I can pretty much guarantee its because your exhaust fan isn't kicking on to exchange the air in your room during the middle of the day when your lights are off. How is your exhaust fan controlled, timer, thermostat, manual switch?
 

Rrog

Well-Known Member
Run another carbon filter inline to scrub the air twice.

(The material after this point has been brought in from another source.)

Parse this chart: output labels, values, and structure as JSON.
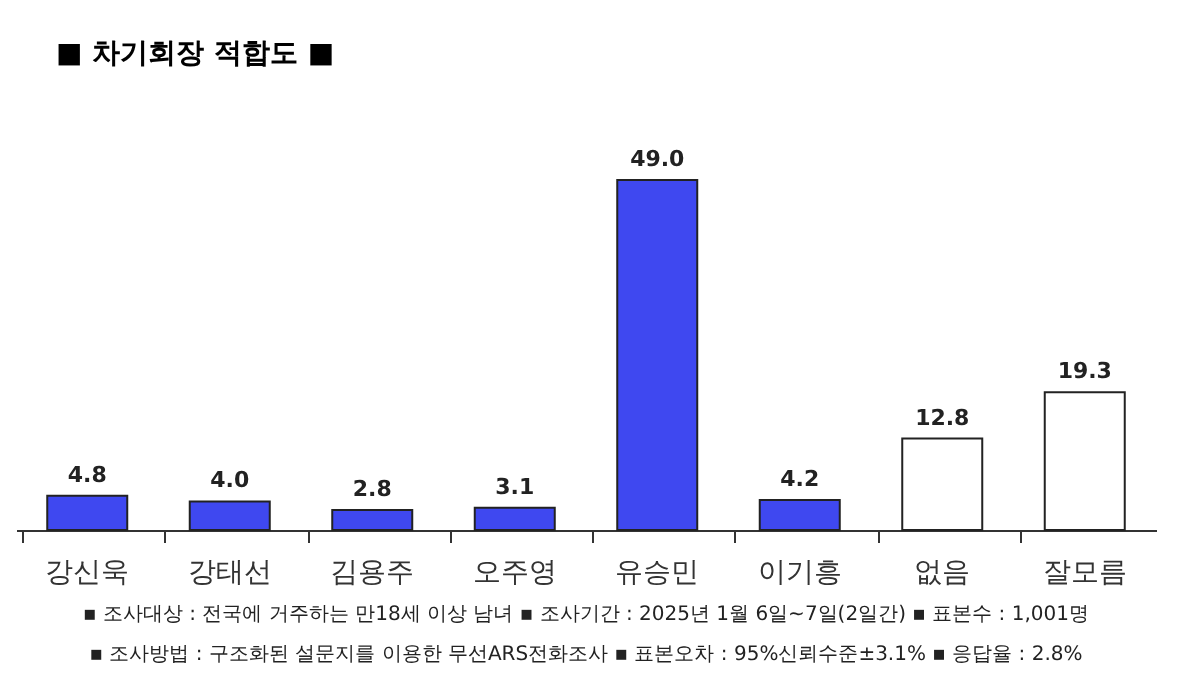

You can't have a sealed room with a passive intake. Also is the inside or outside of the house smelling?
You're suggesting a powered intake, but balanced so there's still negative pressure? I'm learning

Carbon works less well in high humidity, obviously but wondering if water vapor traveling thru the wall and building materials is carrying odor. Paint, drywall, plywood, OSB all allow vapor to pass to some degree. You can glue drywall to plywood and the glue will dry via wicking action, so water vapor is moving. Not sure if odor can be carried
 

adower

Well-Known Member
You're suggesting a powered intake, but balanced so there's still negative pressure? I'm learning

Carbon works less well in high humidity, obviously but wondering if water vapor traveling thru the wall and building materials is carrying odor. Paint, drywall, plywood, OSB all allow vapor to pass to some degree. You can glue drywall to plywood and the glue will dry via wicking action, so water vapor is moving. Not sure if odor can be carried
Right now he probably has filter>fan>duct exhausting out. I'm suggesting he add another carbon filter like this filter>fan>duct>filter number 2. This way he is scrubbing the air twice.

I'm. It sure what you mean by your first paragraph.
 

Rrog

Well-Known Member
Right now he probably has filter>fan>duct exhausting out. I'm suggesting he add another carbon filter like this filter>fan>duct>filter number 2. This way he is scrubbing the air twice.

I'm. It sure what you mean by your first paragraph.
Thank you for the explanation man. So you'd still recommend powering the exhaust only?